Cimetière de KEELUNG 9 Décembre 1935
Voici les 3 textes, dactylographiés, des allocutions prononcées par le commandant Moron le 9 Décembre 1935 :
Marins de l’AMIRAL COURBET,
Cinquante ans après la mort de votre grand chef, des marins français, vos jeunes frères, arrivant de la Rivière Min, viennent s’incliner pieusement devant vos tombeaux et les dalles qui portent vos noms.
Marins du RIGAULT DE GENOUILLY souvenez-vous que les Français qui reposent ici et ceux qui, avec bien d’autres, sont morts dans les eaux d’Extrême-Orient, ont donné leur vie pour la grandeur de leur pays. Au nom de notre France chérie, avec nos cœurs de marins, donnons-leur le témoignage de de notre reconnaissance. Découvrons-vous et recueillons-nous.

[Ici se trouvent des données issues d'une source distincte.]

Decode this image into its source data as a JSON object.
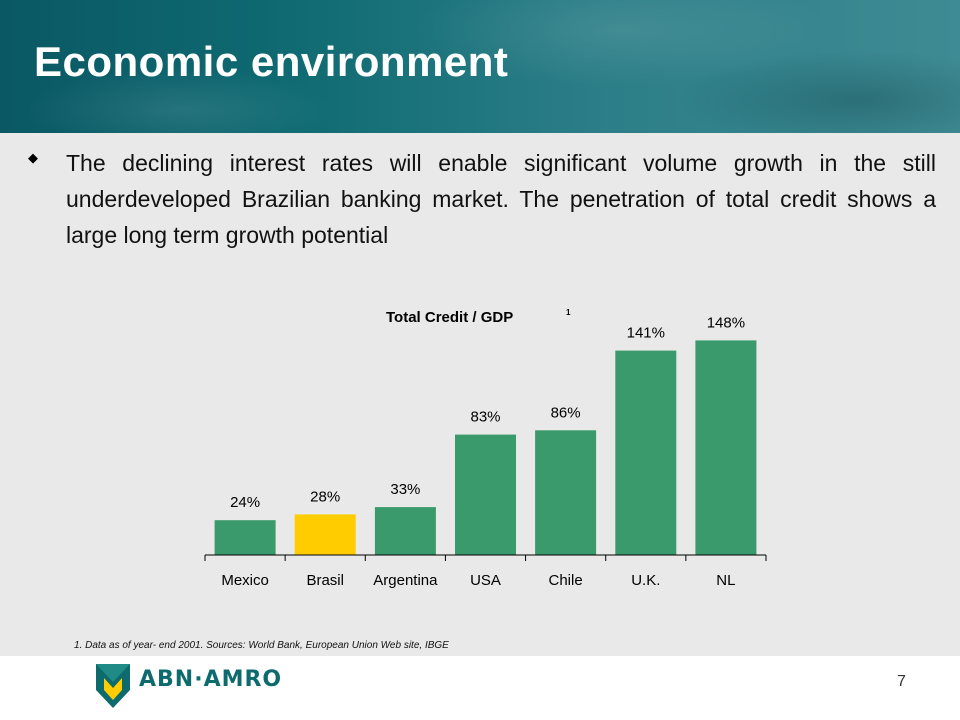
{
  "slide": {
    "title": "Economic environment",
    "bullet": "The declining interest rates will enable significant volume growth in the still underdeveloped Brazilian banking market. The penetration of total credit shows a large long term growth potential",
    "footnote": "1. Data as of year- end 2001. Sources: World Bank, European Union Web site, IBGE",
    "logo_text": "ABN·AMRO",
    "page_number": "7"
  },
  "colors": {
    "bar": "#3a9a6b",
    "highlight_bar": "#ffcc00",
    "header": "#0f6a72",
    "panel": "#e9e9e9"
  },
  "chart_data": {
    "type": "bar",
    "title": "Total Credit / GDP",
    "title_superscript": "1",
    "categories": [
      "Mexico",
      "Brasil",
      "Argentina",
      "USA",
      "Chile",
      "U.K.",
      "NL"
    ],
    "values": [
      24,
      28,
      33,
      83,
      86,
      141,
      148
    ],
    "value_labels": [
      "24%",
      "28%",
      "33%",
      "83%",
      "86%",
      "141%",
      "148%"
    ],
    "unit": "%",
    "highlight_category": "Brasil",
    "ylim": [
      0,
      160
    ],
    "grid": false,
    "legend": "none"
  }
}
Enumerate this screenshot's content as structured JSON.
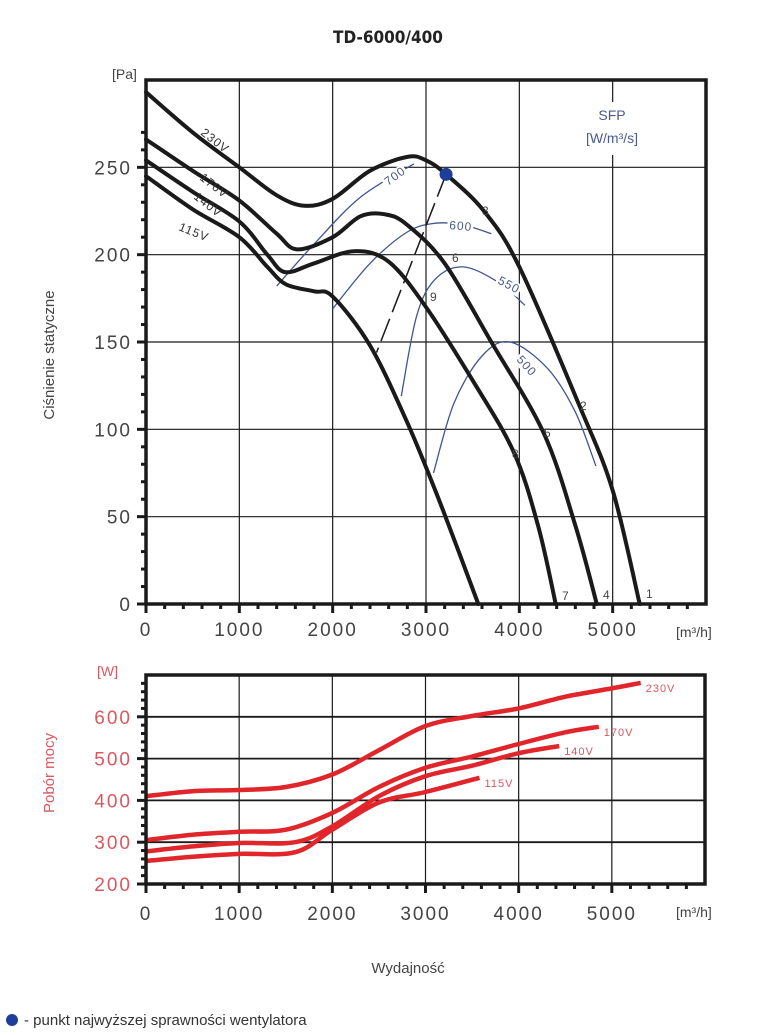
{
  "chart_data": [
    {
      "type": "line",
      "title": "TD-6000/400",
      "xlabel": "Wydajność",
      "xunit": "[m³/h]",
      "ylabel": "Ciśnienie statyczne",
      "yunit": "[Pa]",
      "xlim": [
        0,
        6000
      ],
      "ylim": [
        0,
        300
      ],
      "xticks": [
        0,
        1000,
        2000,
        3000,
        4000,
        5000
      ],
      "yticks": [
        0,
        50,
        100,
        150,
        200,
        250
      ],
      "grid": true,
      "series": [
        {
          "name": "230V",
          "x": [
            0,
            500,
            1000,
            1400,
            1700,
            2000,
            2400,
            2800,
            3000,
            3215,
            3620,
            4000,
            4640,
            5000,
            5290
          ],
          "y": [
            293,
            270,
            250,
            234,
            228,
            232,
            248,
            256,
            254,
            246,
            225,
            193,
            114,
            65,
            0
          ]
        },
        {
          "name": "170V",
          "x": [
            0,
            500,
            1000,
            1400,
            1620,
            2000,
            2300,
            2570,
            2800,
            3200,
            3700,
            4260,
            4600,
            4830
          ],
          "y": [
            266,
            248,
            231,
            212,
            203,
            210,
            222,
            223,
            217,
            195,
            150,
            98,
            45,
            0
          ]
        },
        {
          "name": "140V",
          "x": [
            0,
            500,
            1000,
            1300,
            1490,
            1800,
            2230,
            2600,
            3000,
            3500,
            3940,
            4200,
            4390
          ],
          "y": [
            254,
            236,
            219,
            200,
            190,
            195,
            202,
            196,
            170,
            128,
            87,
            45,
            0
          ]
        },
        {
          "name": "115V",
          "x": [
            0,
            500,
            1000,
            1300,
            1500,
            1800,
            2000,
            2400,
            2790,
            3100,
            3350,
            3560
          ],
          "y": [
            245,
            226,
            210,
            193,
            183,
            179,
            176,
            148,
            105,
            65,
            30,
            0
          ]
        }
      ],
      "series_labels": [
        "230V",
        "170V",
        "140V",
        "115V"
      ],
      "operating_points": [
        "1",
        "2",
        "3",
        "4",
        "5",
        "6",
        "7",
        "8",
        "9"
      ],
      "sfp": {
        "title": "SFP",
        "unit": "[W/m³/s]",
        "lines": [
          {
            "label": "700",
            "x": [
              1400,
              1800,
              2300,
              2870
            ],
            "y": [
              182,
              206,
              233,
              252
            ]
          },
          {
            "label": "600",
            "x": [
              2000,
              2400,
              2800,
              3100,
              3400,
              3700
            ],
            "y": [
              169,
              195,
              213,
              218,
              217,
              212
            ]
          },
          {
            "label": "550",
            "x": [
              2735,
              2900,
              3100,
              3400,
              3780,
              4060
            ],
            "y": [
              119,
              165,
              186,
              193,
              184,
              171
            ]
          },
          {
            "label": "500",
            "x": [
              3080,
              3300,
              3600,
              3900,
              4300,
              4600,
              4820
            ],
            "y": [
              75,
              115,
              142,
              150,
              135,
              110,
              79
            ]
          }
        ]
      },
      "best_efficiency_point": {
        "x": 3215,
        "y": 246,
        "color": "#1d3f9a"
      },
      "efficiency_line": {
        "x": [
          3215,
          2470
        ],
        "y": [
          246,
          144
        ]
      }
    },
    {
      "type": "line",
      "title": "",
      "xlabel": "Wydajność",
      "xunit": "[m³/h]",
      "ylabel": "Pobór mocy",
      "yunit": "[W]",
      "xlim": [
        0,
        6000
      ],
      "ylim": [
        200,
        700
      ],
      "xticks": [
        0,
        1000,
        2000,
        3000,
        4000,
        5000
      ],
      "yticks": [
        200,
        300,
        400,
        500,
        600
      ],
      "grid": true,
      "color": "#e0262a",
      "series": [
        {
          "name": "230V",
          "x": [
            0,
            500,
            1000,
            1500,
            2000,
            2500,
            3000,
            3500,
            4000,
            4500,
            5000,
            5310
          ],
          "y": [
            410,
            422,
            425,
            432,
            462,
            520,
            578,
            602,
            620,
            648,
            668,
            681
          ]
        },
        {
          "name": "170V",
          "x": [
            0,
            500,
            1000,
            1500,
            2000,
            2500,
            3000,
            3500,
            4000,
            4500,
            4860
          ],
          "y": [
            305,
            318,
            325,
            330,
            370,
            432,
            478,
            505,
            535,
            563,
            576
          ]
        },
        {
          "name": "140V",
          "x": [
            0,
            500,
            1000,
            1600,
            2000,
            2500,
            3000,
            3500,
            4000,
            4435
          ],
          "y": [
            278,
            290,
            298,
            300,
            338,
            410,
            458,
            483,
            513,
            530
          ]
        },
        {
          "name": "115V",
          "x": [
            0,
            500,
            1000,
            1600,
            2000,
            2500,
            3000,
            3580
          ],
          "y": [
            255,
            265,
            272,
            276,
            330,
            395,
            420,
            454
          ]
        }
      ]
    }
  ],
  "legend_note": "- punkt najwyższej sprawności wentylatora",
  "colors": {
    "curve": "#1a1a1a",
    "sfp": "#3f5590",
    "power": "#e0262a",
    "power_text": "#d95860",
    "point": "#1d3f9a"
  }
}
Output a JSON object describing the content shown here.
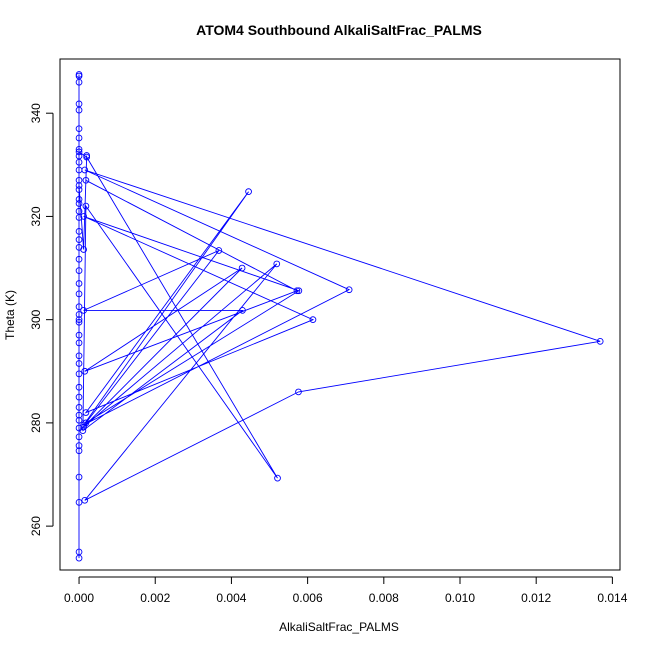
{
  "chart_data": {
    "type": "line",
    "title": "ATOM4 Southbound AlkaliSaltFrac_PALMS",
    "xlabel": "AlkaliSaltFrac_PALMS",
    "ylabel": "Theta (K)",
    "xlim": [
      -0.0005,
      0.0142
    ],
    "ylim": [
      251.5,
      350.5
    ],
    "xticks": [
      0.0,
      0.002,
      0.004,
      0.006,
      0.008,
      0.01,
      0.012,
      0.014
    ],
    "xtick_labels": [
      "0.000",
      "0.002",
      "0.004",
      "0.006",
      "0.008",
      "0.010",
      "0.012",
      "0.014"
    ],
    "yticks": [
      260,
      280,
      300,
      320,
      340
    ],
    "ytick_labels": [
      "260",
      "280",
      "300",
      "320",
      "340"
    ],
    "grid": false,
    "legend": "none",
    "line_color": "#0000ff",
    "marker": "open-circle",
    "series": [
      {
        "x": [
          0,
          0,
          0,
          0,
          0,
          0,
          0,
          0,
          0,
          0,
          0,
          0,
          0,
          0,
          0,
          0,
          0,
          0,
          0,
          0,
          0,
          0,
          0,
          0,
          0,
          0,
          0,
          0,
          0,
          0,
          0,
          0,
          0,
          0,
          0,
          0,
          0,
          0,
          0,
          0,
          0,
          0,
          0,
          0,
          0,
          0,
          0.0002,
          0.00521,
          0.00018,
          0.0001,
          0.00429,
          0.00012,
          0.00367,
          0.00018,
          0.00577,
          0.00012,
          0.00614,
          0.00018,
          0.00445,
          0.00012,
          0.00709,
          0.00015,
          0.01368,
          0.00576,
          0.00015,
          0.00519,
          0.00012,
          0.00428,
          0.00015,
          0.00572,
          0.00018,
          0.0002,
          0.00012,
          0,
          0
        ],
        "y": [
          253.8,
          255.0,
          264.6,
          269.5,
          274.6,
          275.6,
          277.3,
          279.0,
          280.5,
          281.5,
          283.0,
          285.0,
          286.9,
          289.5,
          291.5,
          293.0,
          295.5,
          297.0,
          299.5,
          301.0,
          302.5,
          305.0,
          307.0,
          309.5,
          311.7,
          314.0,
          315.5,
          317.1,
          319.8,
          321.0,
          322.5,
          323.3,
          325.2,
          327.0,
          329.0,
          330.5,
          331.7,
          333.0,
          335.2,
          337.0,
          340.6,
          341.8,
          346.0,
          347.2,
          347.5,
          332.5,
          331.5,
          269.3,
          322.0,
          278.5,
          301.8,
          301.8,
          313.4,
          280.0,
          305.6,
          320.0,
          300.0,
          282.0,
          324.8,
          279.6,
          305.8,
          329.0,
          295.8,
          286.0,
          265.0,
          310.8,
          279.2,
          310.0,
          290.0,
          305.6,
          327.0,
          331.8,
          313.6,
          326.0,
          300.0
        ]
      }
    ]
  }
}
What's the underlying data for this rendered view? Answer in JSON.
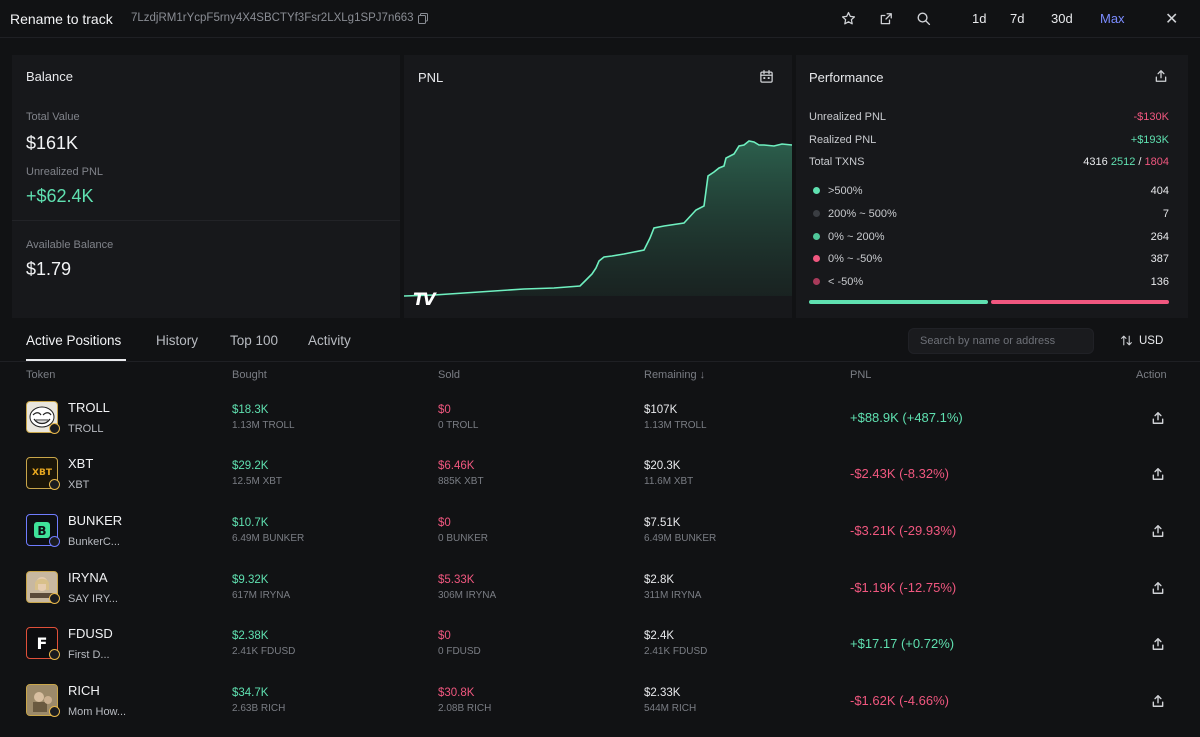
{
  "header": {
    "title": "Rename to track",
    "address": "7LzdjRM1rYcpF5rny4X4SBCTYf3Fsr2LXLg1SPJ7n663",
    "ranges": [
      "1d",
      "7d",
      "30d",
      "Max"
    ],
    "active_range": "Max"
  },
  "balance": {
    "title": "Balance",
    "total_value_label": "Total Value",
    "total_value": "$161K",
    "unrealized_label": "Unrealized PNL",
    "unrealized_value": "+$62.4K",
    "available_label": "Available Balance",
    "available_value": "$1.79"
  },
  "pnl_panel": {
    "title": "PNL",
    "logo_text": "TV"
  },
  "performance": {
    "title": "Performance",
    "unrealized_label": "Unrealized PNL",
    "unrealized_value": "-$130K",
    "realized_label": "Realized PNL",
    "realized_value": "+$193K",
    "txns_label": "Total TXNS",
    "txns_total": "4316",
    "txns_buy": "2512",
    "txns_sep": "/",
    "txns_sell": "1804",
    "buckets": [
      {
        "label": ">500%",
        "count": "404",
        "color": "#5fe0b0"
      },
      {
        "label": "200% ~ 500%",
        "count": "7",
        "color": "#3a3d42"
      },
      {
        "label": "0% ~ 200%",
        "count": "264",
        "color": "#4fc79a"
      },
      {
        "label": "0% ~ -50%",
        "count": "387",
        "color": "#f0577f"
      },
      {
        "label": "< -50%",
        "count": "136",
        "color": "#a83a5a"
      }
    ],
    "win_share": 0.5
  },
  "tabs": [
    "Active Positions",
    "History",
    "Top 100",
    "Activity"
  ],
  "search": {
    "placeholder": "Search by name or address"
  },
  "currency": "USD",
  "table": {
    "headers": {
      "token": "Token",
      "bought": "Bought",
      "sold": "Sold",
      "remaining": "Remaining ↓",
      "pnl": "PNL",
      "action": "Action"
    },
    "rows": [
      {
        "symbol": "TROLL",
        "name": "TROLL",
        "bought": "$18.3K",
        "bought_sub": "1.13M TROLL",
        "sold": "$0",
        "sold_sub": "0 TROLL",
        "remaining": "$107K",
        "remaining_sub": "1.13M TROLL",
        "pnl": "+$88.9K (+487.1%)",
        "pnl_sign": "pos"
      },
      {
        "symbol": "XBT",
        "name": "XBT",
        "bought": "$29.2K",
        "bought_sub": "12.5M XBT",
        "sold": "$6.46K",
        "sold_sub": "885K XBT",
        "remaining": "$20.3K",
        "remaining_sub": "11.6M XBT",
        "pnl": "-$2.43K (-8.32%)",
        "pnl_sign": "neg"
      },
      {
        "symbol": "BUNKER",
        "name": "BunkerC...",
        "bought": "$10.7K",
        "bought_sub": "6.49M BUNKER",
        "sold": "$0",
        "sold_sub": "0 BUNKER",
        "remaining": "$7.51K",
        "remaining_sub": "6.49M BUNKER",
        "pnl": "-$3.21K (-29.93%)",
        "pnl_sign": "neg"
      },
      {
        "symbol": "IRYNA",
        "name": "SAY IRY...",
        "bought": "$9.32K",
        "bought_sub": "617M IRYNA",
        "sold": "$5.33K",
        "sold_sub": "306M IRYNA",
        "remaining": "$2.8K",
        "remaining_sub": "311M IRYNA",
        "pnl": "-$1.19K (-12.75%)",
        "pnl_sign": "neg"
      },
      {
        "symbol": "FDUSD",
        "name": "First D...",
        "bought": "$2.38K",
        "bought_sub": "2.41K FDUSD",
        "sold": "$0",
        "sold_sub": "0 FDUSD",
        "remaining": "$2.4K",
        "remaining_sub": "2.41K FDUSD",
        "pnl": "+$17.17 (+0.72%)",
        "pnl_sign": "pos"
      },
      {
        "symbol": "RICH",
        "name": "Mom How...",
        "bought": "$34.7K",
        "bought_sub": "2.63B RICH",
        "sold": "$30.8K",
        "sold_sub": "2.08B RICH",
        "remaining": "$2.33K",
        "remaining_sub": "544M RICH",
        "pnl": "-$1.62K (-4.66%)",
        "pnl_sign": "neg"
      }
    ]
  },
  "colors": {
    "positive": "#5fe0b0",
    "negative": "#f0577f",
    "accent": "#7b8cff"
  }
}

Aux Japonais de Keelung (Formose)
Je vous demande de transmettre aux hautes autorités de Formose l’expression de nos profonds remerciements pour la part que nos frères d’armes ont bien voulu prendre à cette manifestation du souvenir. Puis-je vous demander également de leur dire combien, nous Français, sommes heureux de savoir nos morts sous leur bienveillante protection.
Quand le commandant Moron s’adresse aux Japonais, certainement à ceux présents sur la photo, il remercie “les frères d’armes“, formule qui choque de nos jours ; mais l’invasion de la Chine par le Japon se produisit seulement en 1937. Au passage du Rigault de Genouilly à Formose, la “belle île“ était japonaise. Après la défaite du Japon, l’ONU décrétât l’indépendance de Formose qui abandonnât son nom portugais pour celui de Taïwan.
Moron s’adresse en premier aux marins de l’amiral Courbet et leur dit :
“vos jeunes frères arrivant de la Rivière Min.“
Ainsi le Rigault de Genouilly venait de la Rivière Min, un fleuve dont la source est au Tibet. Il se jette dans la Mer de Chine méridionale, en face de Formose. Là, à 15 km au sud de Fou-Tcheou, la bataille sous les ordres de l’Amiral Courbet eut lieu, dans la baie de la Pagode. En quarante minutes la flotte chinoise fut détruite. Puis, pendant trois jours, la flotte française démolit les fortifications, l’arsenal et les nombreuses et modernes installations militaires. Il était normal que Moron se rende à la baie de la Pagode ou l’escadre de Courbet perdit seulement neuf hommes. Les sept cents morts proviennent d’autres combats dans cette guerre franco-chinoise.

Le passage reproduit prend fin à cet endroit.